J’ai essuyé mes yeux et hoché la tête. Puis je me suis dirigée vers l’homme qui avait changé ma vie.
J’ai rencontré Callahan au sous-sol de la même église où nous allions nous marier.
Il y donnait des cours de piano trois après-midi par semaine à des enfants qui se trompaient toujours dans le rythme et chantaient plus fort qu’ils ne jouaient. La première fois que je l’ai entendu, il corrigeait le rythme d’un petit garçon avec une patience que je n’avais jamais entendue dans la voix d’un homme.
« Encore une fois », dit doucement Callahan à l’enfant. « Plus lentement cette fois, mon petit. La chanson ne va pas t’échapper ! »

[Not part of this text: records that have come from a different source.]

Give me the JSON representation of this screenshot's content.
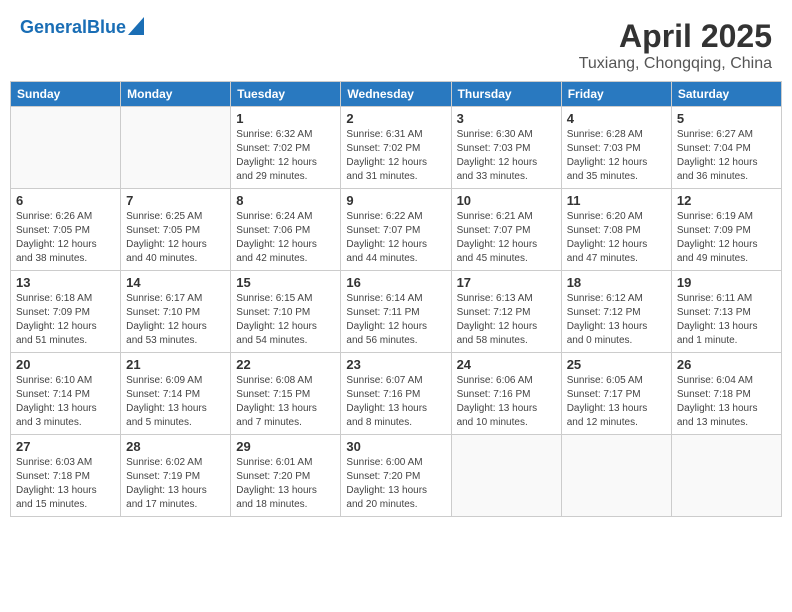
{
  "header": {
    "logo_general": "General",
    "logo_blue": "Blue",
    "month": "April 2025",
    "location": "Tuxiang, Chongqing, China"
  },
  "days_of_week": [
    "Sunday",
    "Monday",
    "Tuesday",
    "Wednesday",
    "Thursday",
    "Friday",
    "Saturday"
  ],
  "weeks": [
    [
      {
        "day": "",
        "info": ""
      },
      {
        "day": "",
        "info": ""
      },
      {
        "day": "1",
        "info": "Sunrise: 6:32 AM\nSunset: 7:02 PM\nDaylight: 12 hours and 29 minutes."
      },
      {
        "day": "2",
        "info": "Sunrise: 6:31 AM\nSunset: 7:02 PM\nDaylight: 12 hours and 31 minutes."
      },
      {
        "day": "3",
        "info": "Sunrise: 6:30 AM\nSunset: 7:03 PM\nDaylight: 12 hours and 33 minutes."
      },
      {
        "day": "4",
        "info": "Sunrise: 6:28 AM\nSunset: 7:03 PM\nDaylight: 12 hours and 35 minutes."
      },
      {
        "day": "5",
        "info": "Sunrise: 6:27 AM\nSunset: 7:04 PM\nDaylight: 12 hours and 36 minutes."
      }
    ],
    [
      {
        "day": "6",
        "info": "Sunrise: 6:26 AM\nSunset: 7:05 PM\nDaylight: 12 hours and 38 minutes."
      },
      {
        "day": "7",
        "info": "Sunrise: 6:25 AM\nSunset: 7:05 PM\nDaylight: 12 hours and 40 minutes."
      },
      {
        "day": "8",
        "info": "Sunrise: 6:24 AM\nSunset: 7:06 PM\nDaylight: 12 hours and 42 minutes."
      },
      {
        "day": "9",
        "info": "Sunrise: 6:22 AM\nSunset: 7:07 PM\nDaylight: 12 hours and 44 minutes."
      },
      {
        "day": "10",
        "info": "Sunrise: 6:21 AM\nSunset: 7:07 PM\nDaylight: 12 hours and 45 minutes."
      },
      {
        "day": "11",
        "info": "Sunrise: 6:20 AM\nSunset: 7:08 PM\nDaylight: 12 hours and 47 minutes."
      },
      {
        "day": "12",
        "info": "Sunrise: 6:19 AM\nSunset: 7:09 PM\nDaylight: 12 hours and 49 minutes."
      }
    ],
    [
      {
        "day": "13",
        "info": "Sunrise: 6:18 AM\nSunset: 7:09 PM\nDaylight: 12 hours and 51 minutes."
      },
      {
        "day": "14",
        "info": "Sunrise: 6:17 AM\nSunset: 7:10 PM\nDaylight: 12 hours and 53 minutes."
      },
      {
        "day": "15",
        "info": "Sunrise: 6:15 AM\nSunset: 7:10 PM\nDaylight: 12 hours and 54 minutes."
      },
      {
        "day": "16",
        "info": "Sunrise: 6:14 AM\nSunset: 7:11 PM\nDaylight: 12 hours and 56 minutes."
      },
      {
        "day": "17",
        "info": "Sunrise: 6:13 AM\nSunset: 7:12 PM\nDaylight: 12 hours and 58 minutes."
      },
      {
        "day": "18",
        "info": "Sunrise: 6:12 AM\nSunset: 7:12 PM\nDaylight: 13 hours and 0 minutes."
      },
      {
        "day": "19",
        "info": "Sunrise: 6:11 AM\nSunset: 7:13 PM\nDaylight: 13 hours and 1 minute."
      }
    ],
    [
      {
        "day": "20",
        "info": "Sunrise: 6:10 AM\nSunset: 7:14 PM\nDaylight: 13 hours and 3 minutes."
      },
      {
        "day": "21",
        "info": "Sunrise: 6:09 AM\nSunset: 7:14 PM\nDaylight: 13 hours and 5 minutes."
      },
      {
        "day": "22",
        "info": "Sunrise: 6:08 AM\nSunset: 7:15 PM\nDaylight: 13 hours and 7 minutes."
      },
      {
        "day": "23",
        "info": "Sunrise: 6:07 AM\nSunset: 7:16 PM\nDaylight: 13 hours and 8 minutes."
      },
      {
        "day": "24",
        "info": "Sunrise: 6:06 AM\nSunset: 7:16 PM\nDaylight: 13 hours and 10 minutes."
      },
      {
        "day": "25",
        "info": "Sunrise: 6:05 AM\nSunset: 7:17 PM\nDaylight: 13 hours and 12 minutes."
      },
      {
        "day": "26",
        "info": "Sunrise: 6:04 AM\nSunset: 7:18 PM\nDaylight: 13 hours and 13 minutes."
      }
    ],
    [
      {
        "day": "27",
        "info": "Sunrise: 6:03 AM\nSunset: 7:18 PM\nDaylight: 13 hours and 15 minutes."
      },
      {
        "day": "28",
        "info": "Sunrise: 6:02 AM\nSunset: 7:19 PM\nDaylight: 13 hours and 17 minutes."
      },
      {
        "day": "29",
        "info": "Sunrise: 6:01 AM\nSunset: 7:20 PM\nDaylight: 13 hours and 18 minutes."
      },
      {
        "day": "30",
        "info": "Sunrise: 6:00 AM\nSunset: 7:20 PM\nDaylight: 13 hours and 20 minutes."
      },
      {
        "day": "",
        "info": ""
      },
      {
        "day": "",
        "info": ""
      },
      {
        "day": "",
        "info": ""
      }
    ]
  ]
}
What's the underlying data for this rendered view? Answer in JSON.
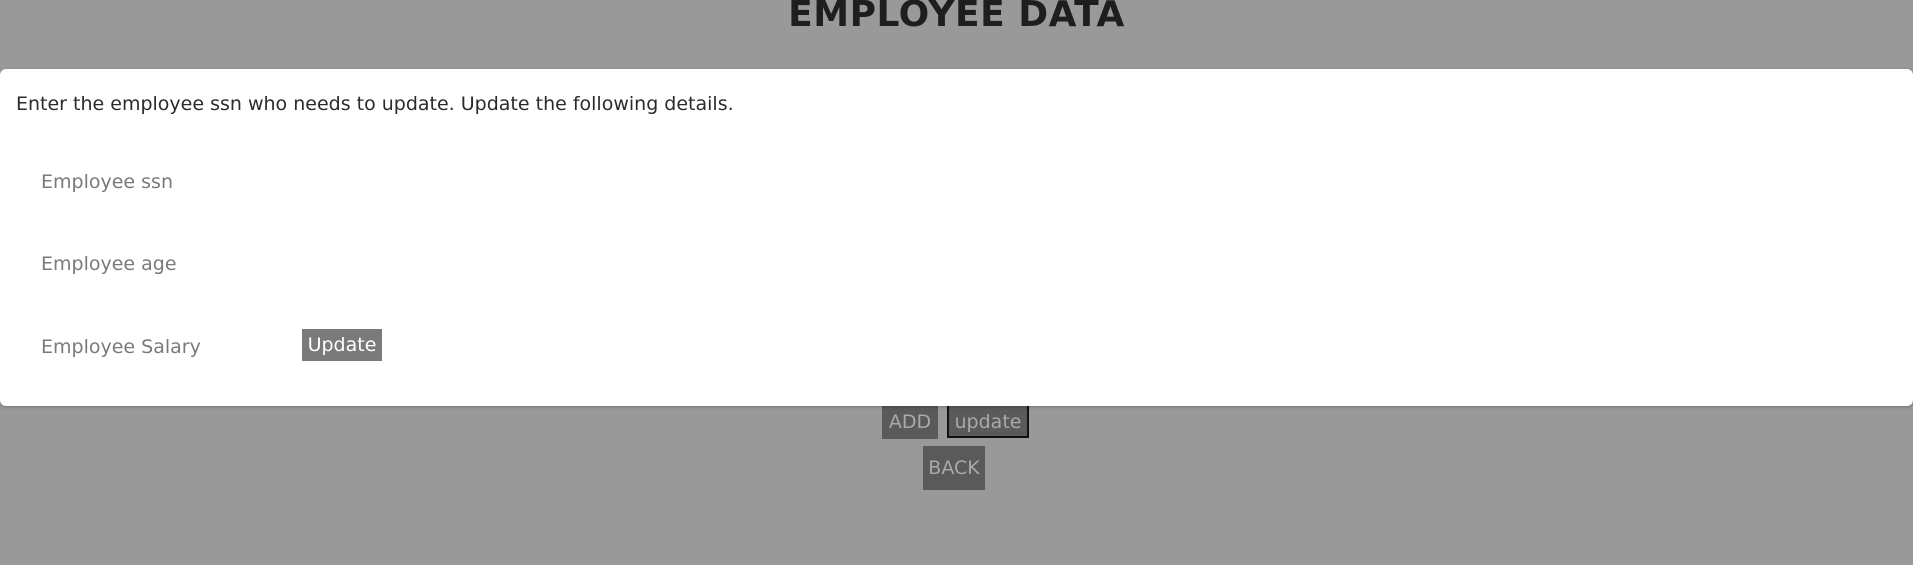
{
  "page": {
    "title": "EMPLOYEE DATA"
  },
  "modal": {
    "instruction": "Enter the employee ssn who needs to update. Update the following details.",
    "fields": {
      "ssn": {
        "placeholder": "Employee ssn",
        "value": ""
      },
      "age": {
        "placeholder": "Employee age",
        "value": ""
      },
      "salary": {
        "placeholder": "Employee Salary",
        "value": ""
      }
    },
    "submit_label": "Update"
  },
  "background_actions": {
    "add_label": "ADD",
    "update_label": "update",
    "back_label": "BACK"
  },
  "colors": {
    "overlay": "#999999",
    "modal_background": "#ffffff",
    "dark_button": "#5a5a5a",
    "submit_button": "#7a7a7a",
    "title_text": "#1e1e1e"
  }
}
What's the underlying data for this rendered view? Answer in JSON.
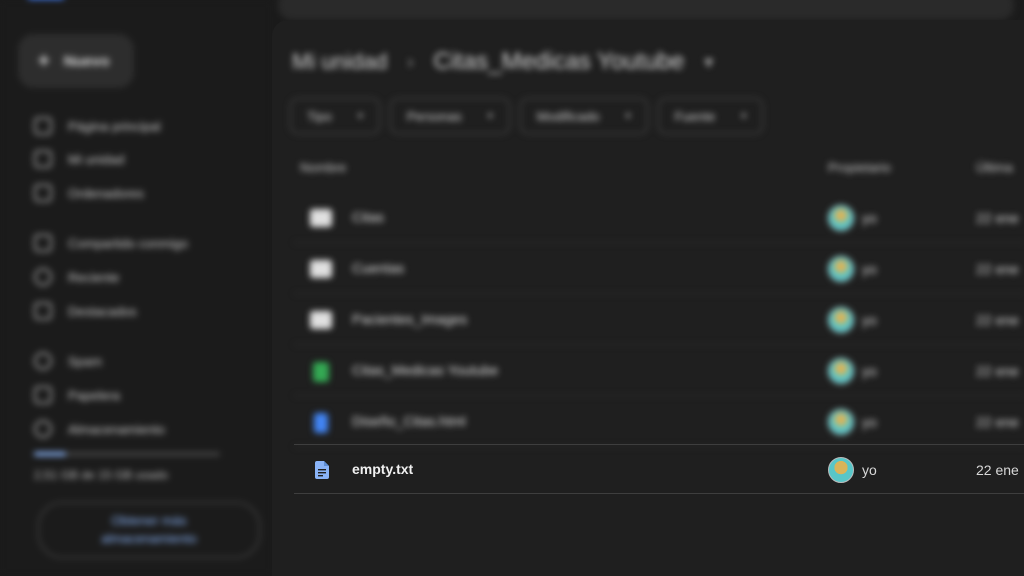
{
  "sidebar": {
    "new_label": "Nuevo",
    "items": [
      {
        "label": "Página principal",
        "icon": "home-icon"
      },
      {
        "label": "Mi unidad",
        "icon": "drive-icon"
      },
      {
        "label": "Ordenadores",
        "icon": "computer-icon"
      },
      {
        "label": "Compartido conmigo",
        "icon": "people-icon"
      },
      {
        "label": "Reciente",
        "icon": "clock-icon"
      },
      {
        "label": "Destacados",
        "icon": "star-icon"
      },
      {
        "label": "Spam",
        "icon": "spam-icon"
      },
      {
        "label": "Papelera",
        "icon": "trash-icon"
      },
      {
        "label": "Almacenamiento",
        "icon": "cloud-icon"
      }
    ],
    "storage_text": "2,51 GB de 15 GB usado",
    "storage_used_fraction": 0.17,
    "storage_button": "Obtener más almacenamiento"
  },
  "main": {
    "breadcrumb_root": "Mi unidad",
    "breadcrumb_current": "Citas_Medicas Youtube",
    "filters": [
      "Tipo",
      "Personas",
      "Modificado",
      "Fuente"
    ],
    "columns": {
      "name": "Nombre",
      "owner": "Propietario",
      "modified": "Última"
    },
    "rows": [
      {
        "name": "Citas",
        "type": "folder",
        "owner": "yo",
        "modified": "22 ene"
      },
      {
        "name": "Cuentas",
        "type": "folder",
        "owner": "yo",
        "modified": "22 ene"
      },
      {
        "name": "Pacientes_Images",
        "type": "folder",
        "owner": "yo",
        "modified": "22 ene"
      },
      {
        "name": "Citas_Medicas Youtube",
        "type": "sheet",
        "owner": "yo",
        "modified": "22 ene"
      },
      {
        "name": "Diseño_Citas.html",
        "type": "doc",
        "owner": "yo",
        "modified": "22 ene"
      },
      {
        "name": "empty.txt",
        "type": "txt",
        "owner": "yo",
        "modified": "22 ene"
      }
    ]
  },
  "colors": {
    "accent": "#8ab4f8",
    "sheet": "#34a853",
    "doc": "#4285f4",
    "folder": "#e0e0e0"
  }
}
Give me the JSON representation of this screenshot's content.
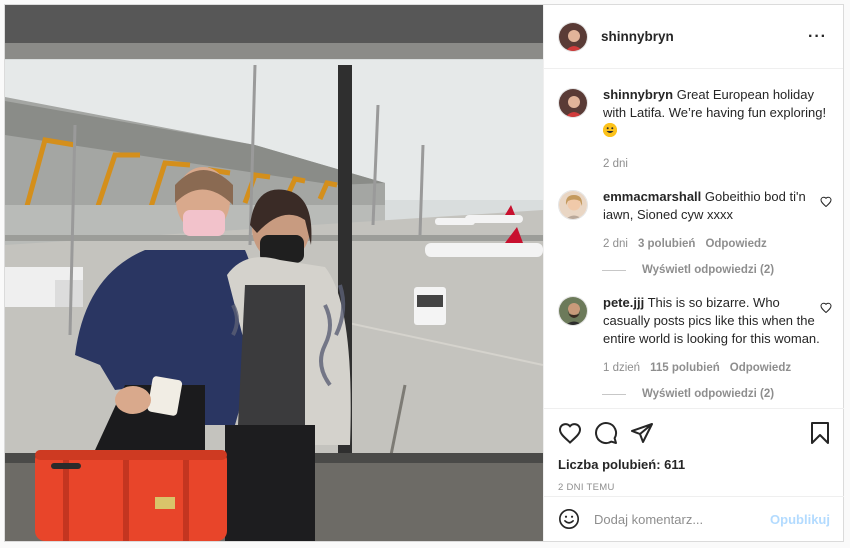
{
  "post": {
    "username": "shinnybryn",
    "caption": "Great European holiday with Latifa. We’re having fun exploring!",
    "caption_emoji": "grinning-face-emoji",
    "caption_time": "2 dni"
  },
  "comments": [
    {
      "username": "emmacmarshall",
      "text": "Gobeithio bod ti'n iawn, Sioned cyw xxxx",
      "time": "2 dni",
      "likes": "3 polubień",
      "reply": "Odpowiedz",
      "view_replies": "Wyświetl odpowiedzi (2)"
    },
    {
      "username": "pete.jjj",
      "text": "This is so bizarre. Who casually posts pics like this when the entire world is looking for this woman.",
      "time": "1 dzień",
      "likes": "115 polubień",
      "reply": "Odpowiedz",
      "view_replies": "Wyświetl odpowiedzi (2)"
    }
  ],
  "footer": {
    "likes_label": "Liczba polubień: 611",
    "date_label": "2 DNI TEMU",
    "comment_placeholder": "Dodaj komentarz...",
    "post_button": "Opublikuj"
  },
  "icons": {
    "like": "heart-icon",
    "comment": "comment-icon",
    "share": "share-icon",
    "save": "bookmark-icon",
    "more": "more-options-icon",
    "emoji": "emoji-smile-icon"
  }
}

J’ai souri avant même de le voir.
Il était assis au piano droit, des lunettes noires sur le nez, une main posée délicatement sur les touches tandis que l’autre caressait derrière les oreilles le chien doré étendu à ses côtés. Buddy portait un harnais et arborait l’expression profondément patiente d’une créature qui semblait avoir tout compris à la vie.
À ce moment-là, j’avais 30 ans et je n’avais quasiment jamais eu de relation sérieuse. Les hommes que je rencontrais ne voyaient que mes cicatrices. Finalement, ces regards m’ont lassée.
Personne ne semblait disposé à chercher assez longtemps pour trouver mon cœur. Ils ne voyaient que des marchandises abîmées.
Mais Callahan était différent. Même aveugle, il m’a vu.
Lors de notre premier rendez-vous, j’ai baissé les yeux vers la table du restaurant et j’ai dit doucement : « Je dois te dire quelque chose, Callie. Je ne ressemble pas aux autres femmes. »
Il sourit et tendit la main par-dessus la banquette pour prendre la mienne. « Bien. Je ne me suis jamais intéressé aux choses ordinaires. »
J’ai tellement ri que j’ai failli pleurer. J’aurais peut-être dû m’en douter.
Au moment où Lorie a placé ma main dans la sienne à l’autel, tous ces tendres souvenirs m’avaient déjà fait monter les larmes aux yeux.
Callahan se tenait là, Buddy à ses côtés, arborant un nœud papillon noir qu’un de ses élèves avait insisté pour choisir. Ces mêmes élèves étaient censés interpréter une chanson d’amour pendant mon entrée dans l’allée. Ils en ont finalement offert une version courageuse et bancale, truffée de fausses notes et d’efforts acharnés. C’était terrible, mais d’une manière touchante.
Lorsque le pasteur m’a demandé si je prenais Callahan pour époux, j’ai répondu oui avant même qu’il ait fini de parler.